Prove that no group of order 160 is simple

[Boorglar]

Homework Statement

Prove that no group of order 160 is simple.

Homework Equations

Sylow Theorems, Cauchy's Theorem, Lagrange's Theorem.

The Attempt at a Solution

Because [itex]160 = 2^5×5[/itex], by the First Sylow theorem, there is a subgroup [itex] H [/itex] of order [itex]2^5 = 32[/itex] in [itex]G[/itex]. Let [itex] S [/itex] be the set of all left-cosets of [itex]H[/itex] (as of now, it may not be a group). By Lagrange's Theorem, [itex]|S| = [G] = |G|/|H| = 5[/itex]. Consider the set [itex]S' = \{H, gH, g^2H, g^3H, g^4H\} [/itex] where [itex] g [/itex] has order 5 (by Cauchy's Theorem there exists a subgroup of order 5 in [itex]G[/itex]). [itex]S' \subseteq S[/itex] because it consists of (not necessarily distinct) left-cosets of [itex]H[/itex]. But suppose [itex]g^iH = g^jH[/itex] for some [itex] 0≤i, j≤4 [/itex]. Then by basic theorems of cosets, [itex] g^i * (g^j)^{-1} = g^{i-j} \in H [/itex]. But [itex]g[/itex] has order a power of 5, and [itex]H[/itex] only contains elements of order power of 2, so [itex]g^{i-j} = e [/itex] and [itex]g^i = g^j[/itex]. This proves that all elements of [itex]S'[/itex] are distinct, and since [itex] |S| = |S'| = 5 [/itex] and [itex] S' \subseteq S[/itex], [itex]S = S'[/itex].

We have proven that the set of all cosets of [itex]H[/itex] is [itex]S = \{H, gH, g^2H, g^3H, g^4H\} [/itex]. But this set forms a group under coset multiplication, as can be verified from the axioms for a group. Here the less obvious part is to show the multiplication is well-defined. But every coset can be written in a unique way as [itex]g^iH, 0≤i≤4[/itex] so the result of the multiplication [itex]g^iH * g^jH = g^{i+j}H[/itex] is always well-defined. The operation obviously respects closure, since [itex]g^{i+j}H[/itex] is a coset of [itex]H[/itex]. The identity and inverses are also easy to find, and associativity follows from associativity of addition in [itex]\mathbb{Z}_5[/itex].

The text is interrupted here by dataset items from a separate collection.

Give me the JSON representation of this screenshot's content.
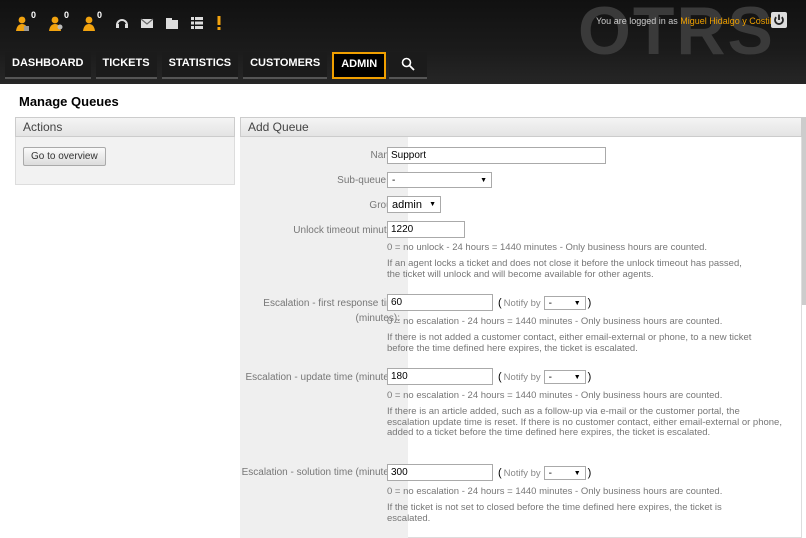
{
  "header": {
    "logo_text": "OTRS",
    "logged_in_prefix": "You are logged in as",
    "user_name": "Miguel Hidalgo y Costilla",
    "toolbar_counts": [
      "0",
      "0",
      "0"
    ],
    "nav": [
      {
        "label": "DASHBOARD"
      },
      {
        "label": "TICKETS"
      },
      {
        "label": "STATISTICS"
      },
      {
        "label": "CUSTOMERS"
      },
      {
        "label": "ADMIN",
        "selected": true
      }
    ],
    "accent_color": "#f09f00"
  },
  "page_title": "Manage Queues",
  "sidebar": {
    "title": "Actions",
    "button_label": "Go to overview"
  },
  "form": {
    "title": "Add Queue",
    "name_label": "Name:",
    "name_value": "Support",
    "subqueue_label": "Sub-queue of:",
    "subqueue_value": "-",
    "group_label": "Group:",
    "group_value": "admin",
    "unlock_label": "Unlock timeout minutes:",
    "unlock_value": "1220",
    "unlock_hint1": "0 = no unlock - 24 hours = 1440 minutes - Only business hours are counted.",
    "unlock_hint2": "If an agent locks a ticket and does not close it before the unlock timeout has passed, the ticket will unlock and will become available for other agents.",
    "esc_first_label_1": "Escalation - first response time",
    "esc_first_label_2": "(minutes):",
    "esc_first_value": "60",
    "notify_by": "Notify by",
    "notify_value": "-",
    "esc_hint": "0 = no escalation - 24 hours = 1440 minutes - Only business hours are counted.",
    "esc_first_hint2": "If there is not added a customer contact, either email-external or phone, to a new ticket before the time defined here expires, the ticket is escalated.",
    "esc_update_label": "Escalation - update time (minutes):",
    "esc_update_value": "180",
    "esc_update_hint2": "If there is an article added, such as a follow-up via e-mail or the customer portal, the escalation update time is reset. If there is no customer contact, either email-external or phone, added to a ticket before the time defined here expires, the ticket is escalated.",
    "esc_solution_label": "Escalation - solution time (minutes):",
    "esc_solution_value": "300",
    "esc_solution_hint2": "If the ticket is not set to closed before the time defined here expires, the ticket is escalated."
  }
}
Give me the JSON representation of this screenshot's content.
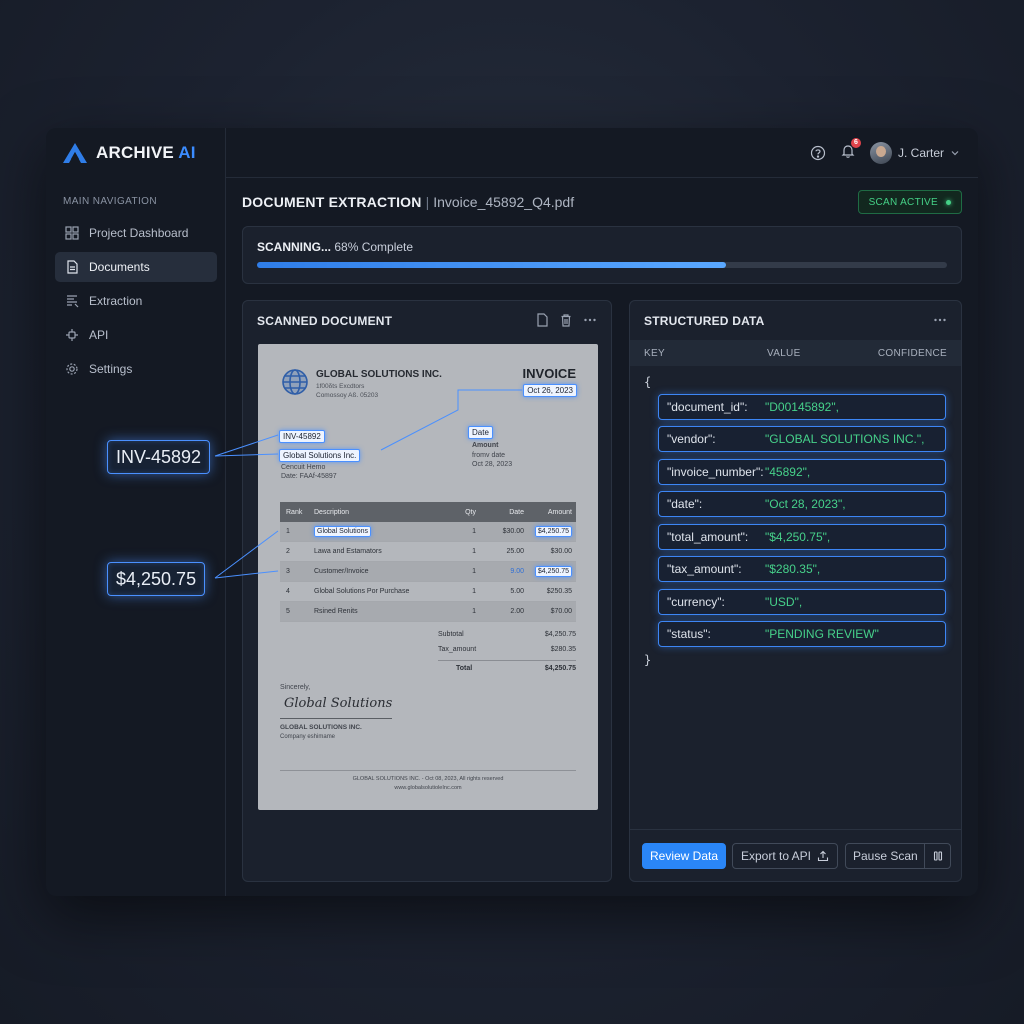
{
  "brand": {
    "name_main": "ARCHIVE",
    "name_accent": "AI"
  },
  "nav": {
    "title": "MAIN NAVIGATION",
    "items": [
      {
        "label": "Project Dashboard",
        "icon": "grid-icon"
      },
      {
        "label": "Documents",
        "icon": "document-icon",
        "active": true
      },
      {
        "label": "Extraction",
        "icon": "extraction-icon"
      },
      {
        "label": "API",
        "icon": "api-icon"
      },
      {
        "label": "Settings",
        "icon": "gear-icon"
      }
    ]
  },
  "topbar": {
    "notification_count": "6",
    "user_name": "J. Carter"
  },
  "header": {
    "title": "DOCUMENT EXTRACTION",
    "separator": "|",
    "file_name": "Invoice_45892_Q4.pdf",
    "status_badge": "SCAN ACTIVE"
  },
  "progress": {
    "status": "SCANNING...",
    "label": "68% Complete",
    "value": 0.68
  },
  "scanned_panel": {
    "title": "SCANNED DOCUMENT"
  },
  "document": {
    "company_name": "GLOBAL SOLUTIONS INC.",
    "address_line1": "1f00δts Εxcdtors",
    "address_line2": "Comossoy Aß. 05203",
    "title": "INVOICE",
    "date_highlight": "Oct 26, 2023",
    "invoice_highlight": "INV-45892",
    "vendor_highlight": "Global Solutions Inc.",
    "client_line1": "Cencuit Hemo",
    "client_line2": "Date: FAAf-45897",
    "date_label": "Date",
    "amount_label": "Amount",
    "from_date": "fromv date",
    "amount_date": "Oct 28, 2023",
    "table_headers": [
      "Rank",
      "Description",
      "Qty",
      "Date",
      "Amount"
    ],
    "rows": [
      {
        "rank": "1",
        "desc": "Global Solutions",
        "qty": "1",
        "date": "$30.00",
        "amount": "$4,250.75",
        "desc_hl": true,
        "amount_hl": true
      },
      {
        "rank": "2",
        "desc": "Lawa and Estamators",
        "qty": "1",
        "date": "25.00",
        "amount": "$30.00"
      },
      {
        "rank": "3",
        "desc": "Customer/Invoice",
        "qty": "1",
        "date": "9.00",
        "amount": "$4,250.75",
        "amount_hl": true
      },
      {
        "rank": "4",
        "desc": "Global Solutions Por Purchase",
        "qty": "1",
        "date": "5.00",
        "amount": "$250.35"
      },
      {
        "rank": "5",
        "desc": "Rsined Renits",
        "qty": "1",
        "date": "2.00",
        "amount": "$70.00"
      }
    ],
    "subtotal_label": "Subtotal",
    "subtotal_value": "$4,250.75",
    "tax_label": "Tax_amount",
    "tax_value": "$280.35",
    "total_label": "Total",
    "total_value": "$4,250.75",
    "closing": "Sincerely,",
    "signature": "Global Solutions",
    "sign_company": "GLOBAL SOLUTIONS INC.",
    "sign_title": "Company eshimame",
    "footer_line1": "GLOBAL SOLUTIONS INC. - Oct 08, 2023, All rights reserved",
    "footer_line2": "www.globalsolutioleInc.com"
  },
  "callouts": {
    "invoice": "INV-45892",
    "amount": "$4,250.75"
  },
  "structured_panel": {
    "title": "STRUCTURED DATA",
    "columns": [
      "KEY",
      "VALUE",
      "CONFIDENCE"
    ],
    "open_brace": "{",
    "close_brace": "}",
    "fields": [
      {
        "key": "\"document_id\":",
        "value": "\"D00145892\","
      },
      {
        "key": "\"vendor\":",
        "value": "\"GLOBAL SOLUTIONS INC.\","
      },
      {
        "key": "\"invoice_number\":",
        "value": "\"45892\","
      },
      {
        "key": "\"date\":",
        "value": "\"Oct 28, 2023\","
      },
      {
        "key": "\"total_amount\":",
        "value": "\"$4,250.75\","
      },
      {
        "key": "\"tax_amount\":",
        "value": "\"$280.35\","
      },
      {
        "key": "\"currency\":",
        "value": "\"USD\","
      },
      {
        "key": "\"status\":",
        "value": "\"PENDING REVIEW\""
      }
    ]
  },
  "actions": {
    "review": "Review Data",
    "export": "Export to API",
    "pause": "Pause Scan"
  },
  "colors": {
    "accent": "#2a86f7",
    "success": "#45d187",
    "highlight": "#4a90ff",
    "alert": "#e2434b"
  }
}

From this, it follows that the set of left-cosets of [itex]H[/itex] forms a group under coset multiplication, and it is the quotient group [itex]G/H[/itex]. But quotient groups are defined if and only if [itex]H[/itex] is a normal subgroup, which proves [itex] H [/itex] is a nontrivial, proper normal subgroup of [itex]G[/itex]. Therefore, [itex]G[/itex] is not simple.

 

[Boorglar]

I can't find any mistakes after re-reading my proof, but for some reason the proof looks fishy to me. The reason is that I prove a subgroup H is normal in G by actually proving the quotient group G/H exists. Usually, we first prove that a group is normal, and then we define the quotient group. It may work, but I would like to have some confirmation in case I overlooked something. When I think about it, it looks even more suspicious because the same argument would show that every subgroup that has a prime number of cosets is a normal subgroup. I don't know if that is true.

 

[Boorglar]

Ah I think I found where the problem is!
My mistake was to define the coset multiplication only for one specific coset representative. It is true that [itex]g^iH * g^jH = g^{i+j}H[/itex], but if I chose different coset representatives, [itex]aH = g^iH, bH = g^jH[/itex] then [itex]aH * bH[/itex] is not necessarily [itex](ab)H[/itex] because [itex]ab[/itex] might not be another coset representative of [itex]g^{i+j}H[/itex].

In this case I admit I am lost on this question. Also, sorry for the multiple posts, but I can't edit the previous posts anymore.